Tinubu’s Intervention: Emergency Measures or Political Theatre?

Urgent Summit with GenCos

In response to the deepening crisis, President Tinubu has summoned GenCo leadership to Abuja for an emergency meeting to settle a substantial tranche of the N4 trillion debt in cash, with the balance to be addressed via promissory notes over the next six months.

This follows Tuesday’s high-level talks between Power Minister Adebayo Adelabu and GenCo chairmen, signalling a rare alignment between government and private stakeholders.

Rhetoric vs Reality

While Adelabu has pitched the debt settlement as a national emergency requiring immediate cash injections, critics question the government’s fiscal bandwidth amidst competing budgetary demands.

The reliance on promissory notes—often derided as “post-dated cheques”—has historically failed to deliver timely payments, breeding scepticism among GenCos and investors alike.

Underlying Drivers of Dysfunction

Policy Inconsistencies and Subsidy Imperatives

Systemic failures, policy flip-flops and unsustainable subsidies have distorted the market, leaving tariffs misaligned with true cost recovery.

Adelabu has called for full market liberalisation and cost-reflective tariffs, maintaining that targeted subsidies will shield vulnerable Nigerians but end blanket bail-outs.

Exchange Rate Volatility and Fuel Supply

The dramatic naira depreciation—from N157/US$1 in 2013 to around N1,600/US$1—has inflated foreign-denominated maintenance and loan obligations, squeezing GenCo finances.

Erratic gas supply further undermines thermal plants, which account for over 80% of generation, while transmission losses of up to 45% boil down to dilapidated infrastructure and theft.

Pathways to Reform

Short-Term Liquidity Relief

Immediate settlement of a significant cash tranche, coupled with credible promissory notes, could stabilise GenCo operations and avert grid collapse—provided the government honours its commitments without delay.

Medium-Term Structural Overhauls

Market Liberalisation: Full unbundling of transmission, generation and distribution, with transparent pricing mechanisms to attract fresh capital.

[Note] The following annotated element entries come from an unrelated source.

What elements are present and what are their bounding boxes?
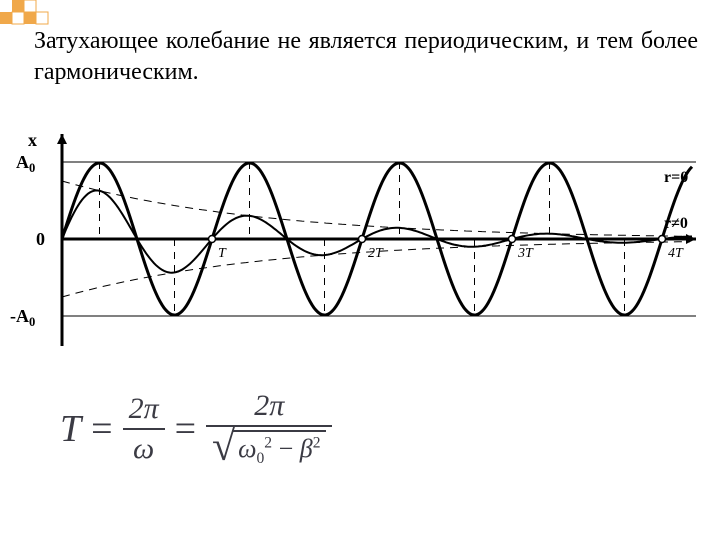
formula-eq1: = bbox=[91, 407, 112, 451]
sqrt: √ ω02 − β2 bbox=[212, 430, 326, 468]
radicand: ω02 − β2 bbox=[232, 430, 326, 468]
svg-text:r=0: r=0 bbox=[664, 169, 688, 186]
svg-text:-A0: -A0 bbox=[10, 306, 35, 329]
formula-T: T bbox=[60, 407, 81, 451]
svg-text:4T: 4T bbox=[668, 246, 684, 261]
frac2-num: 2π bbox=[248, 390, 290, 422]
oscillation-diagram: xA0 -A0 0 T 2T 3T 4T r=0 r≠0 bbox=[6, 124, 706, 354]
svg-text:2T: 2T bbox=[368, 246, 384, 261]
svg-text:x: x bbox=[28, 130, 37, 150]
formula-frac2: 2π √ ω02 − β2 bbox=[206, 390, 332, 467]
period-formula: T = 2π ω = 2π √ ω02 − β2 bbox=[60, 390, 480, 500]
svg-text:0: 0 bbox=[36, 229, 45, 249]
svg-text:3T: 3T bbox=[517, 246, 534, 261]
frac1-den: ω bbox=[127, 433, 160, 465]
svg-text:r≠0: r≠0 bbox=[664, 215, 688, 232]
frac1-num: 2π bbox=[123, 393, 165, 425]
omega0: ω bbox=[238, 434, 256, 463]
beta: β bbox=[300, 434, 313, 463]
body-text: Затухающее колебание не является периоди… bbox=[34, 26, 698, 88]
svg-text:A0: A0 bbox=[16, 152, 35, 175]
omega0-sub: 0 bbox=[256, 450, 264, 467]
formula-eq2: = bbox=[175, 407, 196, 451]
minus: − bbox=[279, 434, 294, 463]
svg-text:T: T bbox=[218, 246, 227, 261]
frac2-den: √ ω02 − β2 bbox=[206, 430, 332, 468]
beta-sq: 2 bbox=[313, 434, 321, 451]
omega0-sq: 2 bbox=[264, 434, 272, 451]
frac1-bar bbox=[123, 428, 165, 430]
formula-frac1: 2π ω bbox=[123, 393, 165, 464]
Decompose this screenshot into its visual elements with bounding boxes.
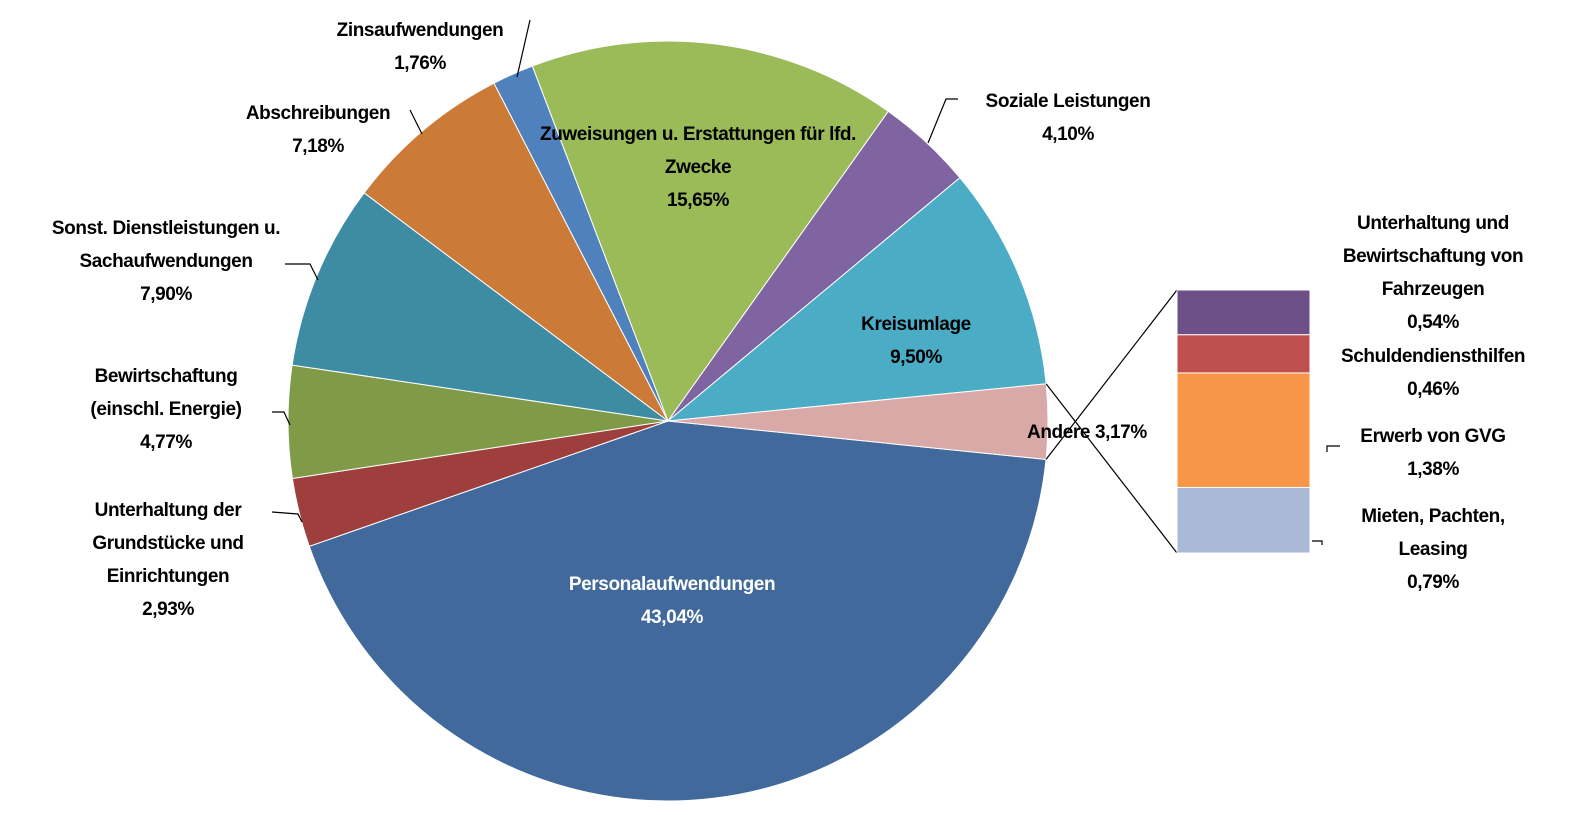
leader-line bbox=[516, 19, 531, 78]
category-label: Andere bbox=[1027, 422, 1091, 443]
pie-slice bbox=[666, 176, 1047, 422]
data-label: Unterhaltung der Grundstücke und Einrich… bbox=[63, 494, 273, 626]
data-label: Sonst. Dienstleistungen u. Sachaufwendun… bbox=[16, 212, 316, 311]
data-label: Zuweisungen u. Erstattungen für lfd. Zwe… bbox=[523, 118, 873, 217]
data-label: Erwerb von GVG 1,38% bbox=[1323, 420, 1543, 486]
category-label: Unterhaltung und Bewirtschaftung von Fah… bbox=[1342, 213, 1524, 300]
leader-line bbox=[1312, 540, 1323, 545]
leader-line bbox=[285, 263, 319, 281]
value-label: 7,18% bbox=[292, 136, 344, 157]
leader-line bbox=[927, 98, 958, 144]
data-label: Zinsaufwendungen 1,76% bbox=[300, 14, 540, 80]
leader-line bbox=[409, 109, 423, 135]
value-label: 7,90% bbox=[140, 284, 192, 305]
leader-line bbox=[1326, 445, 1340, 452]
value-label: 1,38% bbox=[1407, 459, 1459, 480]
data-label: Kreisumlage 9,50% bbox=[816, 308, 1016, 374]
leader-lines bbox=[271, 19, 1340, 545]
category-label: Mieten, Pachten, Leasing bbox=[1361, 506, 1505, 560]
value-label: 0,46% bbox=[1407, 379, 1459, 400]
category-label: Personalaufwendungen bbox=[568, 574, 776, 595]
value-label: 3,17% bbox=[1094, 422, 1147, 443]
data-label: Schuldendiensthilfen 0,46% bbox=[1303, 340, 1563, 406]
data-label: Soziale Leistungen 4,10% bbox=[948, 85, 1188, 151]
value-label: 43,04% bbox=[640, 607, 704, 628]
leader-line bbox=[271, 511, 303, 523]
pie-slice bbox=[291, 192, 669, 422]
category-label: Soziale Leistungen bbox=[985, 91, 1151, 112]
category-label: Abschreibungen bbox=[245, 103, 391, 124]
pie-slice bbox=[363, 82, 669, 422]
data-label: Mieten, Pachten, Leasing 0,79% bbox=[1338, 500, 1528, 599]
category-label: Schuldendiensthilfen bbox=[1340, 346, 1526, 367]
category-label: Sonst. Dienstleistungen u. Sachaufwendun… bbox=[51, 218, 281, 272]
category-label: Erwerb von GVG bbox=[1360, 426, 1506, 447]
bar-segment bbox=[1176, 289, 1311, 336]
value-label: 4,77% bbox=[140, 432, 192, 453]
data-label: Abschreibungen 7,18% bbox=[208, 97, 428, 163]
category-label: Zinsaufwendungen bbox=[336, 20, 504, 41]
value-label: 9,50% bbox=[890, 347, 942, 368]
value-label: 2,93% bbox=[142, 599, 194, 620]
pie-slice bbox=[308, 420, 1047, 802]
category-label: Zuweisungen u. Erstattungen für lfd. Zwe… bbox=[540, 124, 856, 178]
value-label: 1,76% bbox=[394, 53, 446, 74]
value-label: 0,79% bbox=[1407, 572, 1459, 593]
category-label: Bewirtschaftung (einschl. Energie) bbox=[90, 366, 242, 420]
bar-segment bbox=[1176, 486, 1311, 554]
bar-segment bbox=[1176, 372, 1311, 488]
data-label: Bewirtschaftung (einschl. Energie) 4,77% bbox=[61, 360, 271, 459]
value-label: 15,65% bbox=[666, 190, 730, 211]
value-label: 0,54% bbox=[1407, 312, 1459, 333]
data-label: Andere 3,17% bbox=[1027, 416, 1147, 449]
data-label: Unterhaltung und Bewirtschaftung von Fah… bbox=[1326, 207, 1541, 339]
connector-line bbox=[1045, 289, 1178, 460]
data-label: Personalaufwendungen 43,04% bbox=[492, 568, 852, 634]
category-label: Kreisumlage bbox=[861, 314, 971, 335]
category-label: Unterhaltung der Grundstücke und Einrich… bbox=[92, 500, 244, 587]
pie-slice bbox=[531, 40, 889, 423]
bar-segment bbox=[1176, 334, 1311, 374]
value-label: 4,10% bbox=[1042, 124, 1094, 145]
leader-line bbox=[272, 411, 291, 426]
connector-line bbox=[1045, 383, 1178, 554]
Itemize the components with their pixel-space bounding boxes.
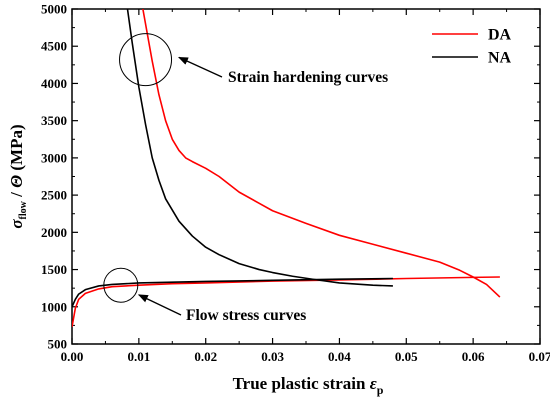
- axes: 0.00 0.01 0.02 0.03 0.04 0.05 0.06 0.07 500 1000 1…: [41, 2, 550, 365]
- y-axis-title-slash: /: [7, 188, 26, 201]
- y-tick-label: 4500: [41, 39, 67, 54]
- series-na-strain-hardening-curve: [126, 9, 393, 287]
- y-tick-label: 1000: [41, 299, 67, 314]
- x-tick-label: 0.05: [395, 349, 418, 364]
- x-axis-title-symbol: ε: [370, 374, 377, 393]
- y-tick-label: 2500: [41, 188, 67, 203]
- annotation-circle: [103, 267, 139, 303]
- y-tick-label: 1500: [41, 262, 67, 277]
- x-tick-label: 0.01: [127, 349, 150, 364]
- x-axis-title-subscript: p: [377, 383, 384, 397]
- y-tick-label: 3000: [41, 150, 67, 165]
- series-da-strain-hardening-curve: [142, 9, 501, 298]
- x-tick-label: 0.03: [261, 349, 284, 364]
- y-axis-title-theta: Θ: [7, 175, 26, 188]
- x-axis-title: True plastic strain εp: [233, 374, 384, 397]
- y-tick-label: 2000: [41, 225, 67, 240]
- legend-label-da: DA: [488, 27, 512, 44]
- x-tick-label: 0.06: [462, 349, 485, 364]
- annotation-arrow: [137, 294, 182, 316]
- x-tick-label: 0.04: [328, 349, 351, 364]
- y-axis-title-subscript: flow: [18, 200, 29, 219]
- annotation-label: Strain hardening curves: [228, 69, 388, 86]
- y-tick-label: 500: [48, 337, 68, 352]
- x-axis-title-main: True plastic strain: [233, 374, 370, 393]
- y-axis-title-sigma: σ: [7, 219, 26, 229]
- x-tick-label: 0.07: [529, 349, 550, 364]
- series-na-flow-stress-curve: [72, 277, 393, 308]
- y-tick-label: 3500: [41, 113, 67, 128]
- y-tick-label: 4000: [41, 76, 67, 91]
- y-tick-label: 5000: [41, 2, 67, 17]
- annotation-arrow: [178, 56, 223, 78]
- plot-series: [72, 9, 501, 328]
- y-axis-title: σflow / Θ (MPa): [7, 124, 29, 228]
- series-da-flow-stress-curve: [72, 276, 500, 328]
- annotation-circle: [119, 33, 173, 87]
- axis-titles: True plastic strain εp σflow / Θ (MPa): [7, 124, 384, 397]
- y-axis-title-unit: (MPa): [7, 124, 26, 175]
- x-tick-label: 0.00: [61, 349, 84, 364]
- annotations: Strain hardening curves Flow stress curve…: [103, 33, 388, 324]
- legend-label-na: NA: [488, 50, 512, 67]
- x-tick-label: 0.02: [194, 349, 217, 364]
- plot-frame: [71, 8, 541, 345]
- legend: DA NA: [432, 27, 512, 67]
- annotation-label: Flow stress curves: [186, 307, 306, 324]
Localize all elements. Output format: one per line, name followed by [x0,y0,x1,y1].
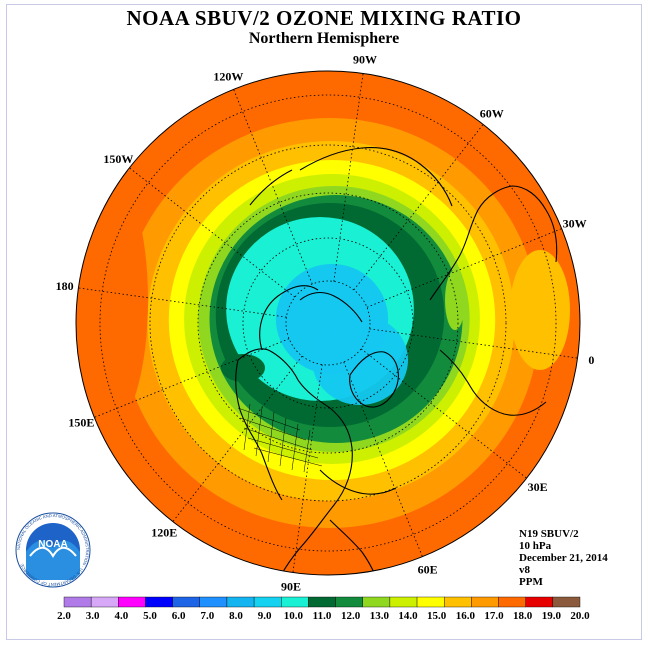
colorbar-swatch [253,596,282,608]
colorbar-tick-label: 15.0 [427,610,447,622]
meridian-line [233,89,313,285]
lobe-alaska-dark [221,354,265,382]
meridian-line [343,361,423,557]
colorbar-swatch [308,596,336,608]
colorbar-swatch [118,596,146,608]
longitude-label: 180 [56,279,74,293]
colorbar-swatch [552,596,581,608]
lobe-europe [445,270,465,330]
colorbar-tick-label: 20.0 [570,610,590,622]
figure-frame [6,4,642,640]
noaa-logo: NOAA NATIONAL OCEANIC AND ATMOSPHERIC AD… [15,512,91,588]
colorbar-tick-label: 12.0 [341,610,361,622]
colorbar-swatch [63,596,92,608]
info-satellite: N19 SBUV/2 [519,528,579,540]
colorbar-tick-label: 4.0 [114,610,128,622]
colorbar-tick-label: 16.0 [456,610,476,622]
latitude-circle [99,94,557,552]
map-title: NOAA SBUV/2 OZONE MIXING RATIO [126,6,522,30]
longitude-label: 30W [563,216,587,230]
longitude-label: 60E [418,563,438,577]
colorbar-swatch [389,596,418,608]
longitude-label: 150W [103,152,133,166]
longitude-label: 120E [151,526,177,540]
longitude-label: 30E [528,480,548,494]
colorbar-tick-label: 9.0 [258,610,272,622]
colorbar-tick-label: 8.0 [229,610,243,622]
logo-gull [29,546,77,558]
latitude-circle [242,237,414,409]
ozone-contour-bands [76,71,580,575]
colorbar-swatch [416,596,445,608]
meridian-line [78,287,287,318]
colorbar-swatch [525,596,554,608]
longitude-label: 150E [68,416,94,430]
colorbar-swatch [362,596,391,608]
meridian-line [369,328,578,359]
meridian-line [333,73,364,282]
meridian-line [292,364,323,573]
colorbar-swatch [226,596,255,608]
colorbar-tick-label: 2.0 [57,610,71,622]
map-subtitle: Northern Hemisphere [248,30,400,47]
colorbar-tick-label: 7.0 [200,610,214,622]
meridian-line [360,348,527,479]
colorbar-swatch [335,596,363,608]
longitude-label: 90E [281,579,301,593]
colorbar-tick-label: 13.0 [370,610,390,622]
colorbar-tick-label: 19.0 [542,610,562,622]
latitude-circle [149,144,507,502]
info-date: December 21, 2014 [519,552,608,564]
colorbar-tick-label: 18.0 [513,610,533,622]
coastlines [235,147,558,575]
colorbar-tick-label: 6.0 [172,610,186,622]
colorbar: 2.0 3.0 4.0 5.0 6.0 7.0 8.0 9.0 10.0 11.0 12.0 13.0… [57,596,590,622]
longitude-label: 60W [480,106,504,120]
colorbar-tick-label: 17.0 [484,610,504,622]
colorbar-swatch [172,596,200,608]
info-version: v8 [519,564,530,576]
lobe-arctic-low [312,315,408,405]
lobe-west-high [76,170,148,430]
logo-wave [26,540,80,580]
meridian-line [172,355,303,522]
colorbar-swatch [471,596,499,608]
longitude-label: 0 [588,353,594,367]
meridian-line [353,124,484,291]
info-units: PPM [519,576,543,588]
logo-text: NOAA [38,539,67,550]
colorbar-tick-label: 14.0 [398,610,418,622]
colorbar-swatch [444,596,472,608]
meridian-lines [78,73,578,573]
colorbar-swatch [199,596,228,608]
latitude-circle [197,192,459,454]
longitude-label: 90W [353,53,377,67]
colorbar-tick-label: 10.0 [284,610,304,622]
map-info-panel: N19 SBUV/2 10 hPa December 21, 2014 v8 P… [519,528,608,588]
info-level: 10 hPa [519,540,552,552]
meridian-line [366,228,562,308]
state-boundaries [237,403,323,473]
graticule [78,73,578,573]
meridian-line [129,167,296,298]
longitude-labels: 0 30E 60E 90E 120E 150E 180 150W 120W 90W 60W 30W [56,53,595,594]
band-group [120,118,540,528]
longitude-label: 120W [213,69,243,83]
colorbar-tick-label: 5.0 [143,610,157,622]
colorbar-tick-label: 3.0 [86,610,100,622]
lobe-east [510,250,570,370]
colorbar-swatch [90,596,119,608]
map-disc-outline [75,70,581,576]
colorbar-tick-label: 11.0 [313,610,332,622]
colorbar-swatch [145,596,173,608]
colorbar-swatch [281,596,309,608]
latitude-circle [285,280,371,366]
meridian-line [94,338,290,418]
colorbar-swatch [498,596,526,608]
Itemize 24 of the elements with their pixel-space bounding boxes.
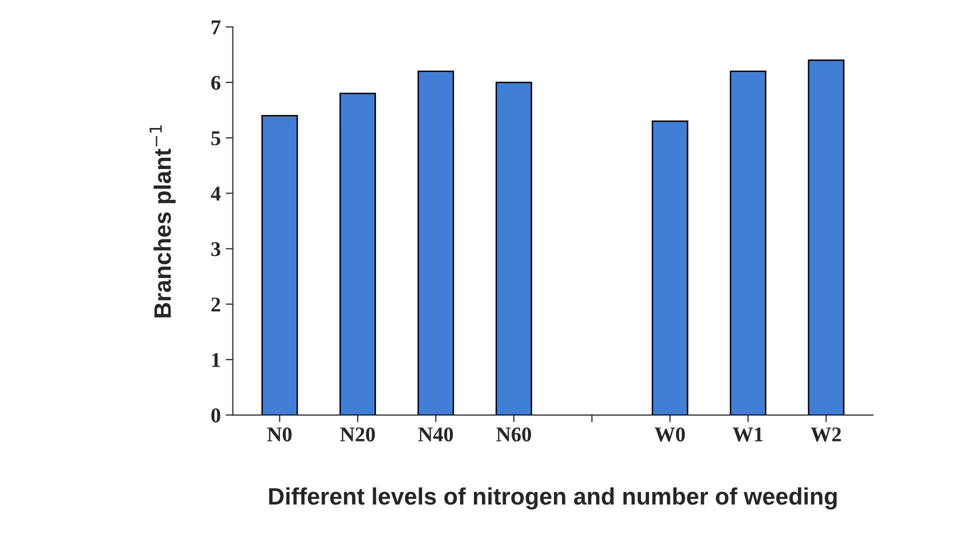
bar bbox=[496, 82, 532, 416]
x-axis-title: Different levels of nitrogen and number of weeding bbox=[269, 487, 837, 510]
y-tick-label: 5 bbox=[211, 131, 220, 146]
y-tick-label: 1 bbox=[212, 353, 220, 367]
bar bbox=[808, 60, 844, 416]
x-tick-label: N20 bbox=[340, 427, 375, 442]
y-tick-label: 0 bbox=[211, 408, 220, 422]
x-tick-label: W2 bbox=[810, 427, 841, 442]
x-tick-label: N40 bbox=[418, 427, 453, 442]
x-tick-label: W1 bbox=[732, 428, 763, 442]
y-tick-label: 6 bbox=[211, 76, 220, 90]
x-tick-label: W0 bbox=[654, 427, 685, 442]
y-tick-label: 3 bbox=[211, 242, 220, 256]
x-tick-label: N60 bbox=[496, 427, 532, 442]
x-tick-label: N0 bbox=[267, 427, 292, 442]
bar bbox=[652, 120, 688, 416]
bar bbox=[418, 70, 454, 416]
y-axis-title: Branches plant$^{−1}$ bbox=[150, 125, 176, 318]
y-tick-label: 4 bbox=[210, 186, 221, 200]
y-tick-label: 2 bbox=[211, 298, 220, 312]
bar bbox=[730, 70, 766, 416]
y-tick-label: 7 bbox=[212, 20, 220, 34]
bar bbox=[261, 114, 298, 416]
bar bbox=[339, 92, 376, 416]
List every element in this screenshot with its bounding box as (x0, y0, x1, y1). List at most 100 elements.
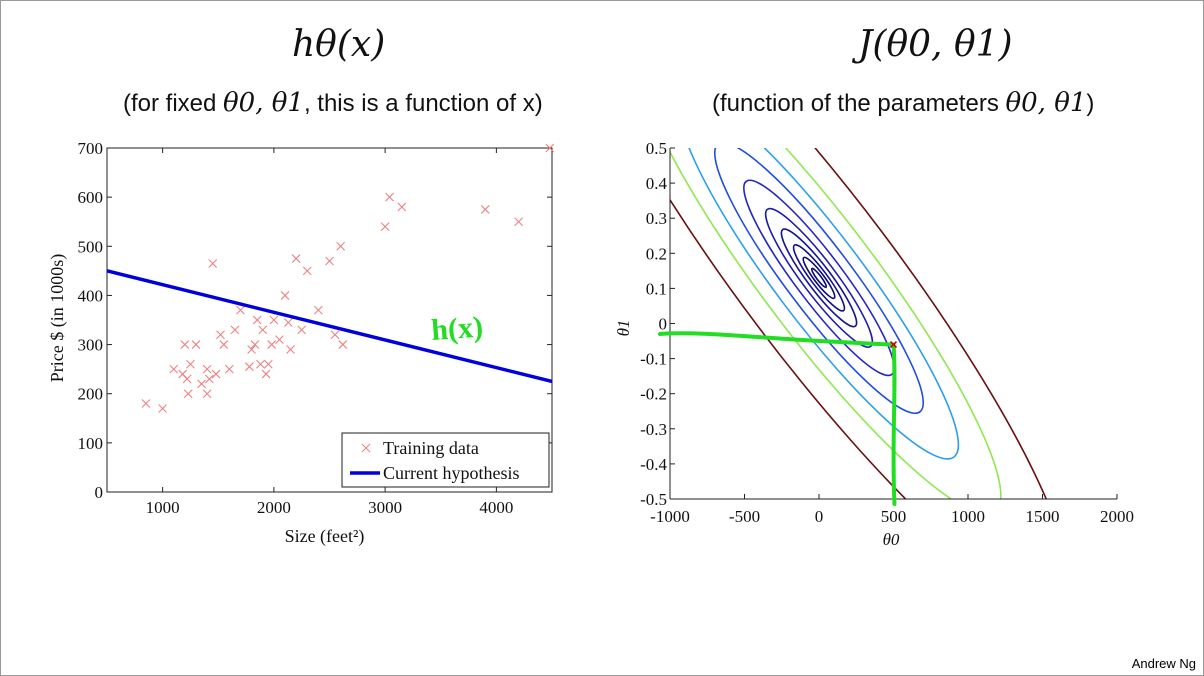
contour-level (743, 179, 895, 377)
training-point-stroke (258, 325, 268, 335)
training-point-stroke (247, 345, 257, 354)
right-subtitle-prefix: (function of the parameters (712, 90, 1006, 117)
theta1-axis-label: θ1 (614, 320, 633, 337)
training-point (216, 330, 225, 340)
left-title: hθ(x) (292, 24, 386, 65)
contour-lines (670, 148, 1069, 499)
training-point (256, 359, 265, 369)
training-point-stroke (297, 325, 307, 335)
training-point (380, 222, 390, 232)
y-tick-label: 600 (78, 188, 104, 207)
training-point-stroke (245, 362, 254, 372)
left-subtitle: (for fixed θ0, θ1, this is a function of… (123, 88, 543, 118)
y-tick-label: 400 (78, 286, 104, 305)
training-point (247, 345, 257, 354)
training-point-stroke (158, 404, 168, 413)
training-point (186, 359, 195, 369)
training-point-stroke (269, 315, 279, 325)
right-subtitle-suffix: ) (1086, 90, 1095, 117)
y-axis-label: Price $ (in 1000s) (47, 254, 68, 382)
y-tick-label: 100 (78, 434, 104, 453)
training-point (263, 359, 273, 369)
x-tick-label: 1000 (146, 498, 180, 517)
theta1-tick-label: 0 (659, 315, 668, 334)
training-point (211, 369, 221, 379)
contour-level (764, 207, 874, 348)
training-point-stroke (216, 330, 225, 340)
training-point (297, 325, 307, 335)
training-point (336, 241, 346, 251)
training-point (250, 340, 260, 349)
training-point (141, 399, 151, 408)
training-point-stroke (204, 374, 214, 384)
legend-label-hypothesis: Current hypothesis (383, 463, 520, 483)
training-point (197, 379, 206, 389)
x-axis-label: Size (feet²) (285, 526, 365, 547)
training-point (480, 205, 490, 214)
theta1-tick-label: 0.4 (646, 174, 668, 193)
theta0-tick-label: 500 (881, 507, 907, 526)
training-point (236, 305, 245, 315)
training-point (230, 325, 240, 335)
training-point-stroke (397, 202, 407, 212)
marked-point (889, 340, 898, 349)
y-tick-label: 200 (78, 385, 104, 404)
training-point (325, 256, 334, 266)
training-point (385, 192, 394, 202)
training-point-stroke (261, 369, 271, 379)
training-point (258, 325, 268, 335)
training-point-stroke (313, 305, 323, 315)
theta1-tick-label: 0.1 (646, 279, 667, 298)
training-point-stroke (202, 389, 212, 399)
training-point-stroke (545, 143, 555, 153)
contour-level (713, 148, 925, 415)
y-tick-label: 300 (78, 336, 104, 355)
theta1-tick-label: 0.2 (646, 244, 667, 263)
training-point (338, 340, 348, 349)
training-point (514, 217, 524, 227)
left-subtitle-math: θ0, θ1 (223, 88, 304, 118)
training-point-stroke (291, 254, 301, 263)
training-point (180, 340, 190, 349)
training-point (545, 143, 555, 153)
training-point-stroke (336, 241, 346, 251)
training-point (245, 362, 254, 372)
training-point-stroke (325, 256, 334, 266)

Cost-Reflective Tariffs: Phased removal of cross-subsidies, aligning end-user prices with true costs while protecting low-income households via targeted social tariffs.

Regulatory Strengthening: Empowering NERC to enforce performance benchmarks, penalise defaults and streamline licensing for renewable and mini-grid projects.

Long-Term Sustainability

Diversification into decentralised renewables—solar mini-grids and off-grid solutions—can mitigate transmission bottlenecks and broaden access, as evidenced in other sub-Saharan contexts.

Conclusion

Without decisive action, the N4 trillion debt saga threatens to implode Nigeria’s power sector, deepening economic malaise and social hardship.

Tinubu’s emergency meeting marks a critical juncture: mere rhetoric and delayed promissory notes will only postpone the reckoning.

True redemption lies in a bold mix of cash relief, market reforms and investment in resilient, decentralised energy systems. The presidency must deliver on its promises—and fast—lest Nigeria remains mired in perpetual darkness.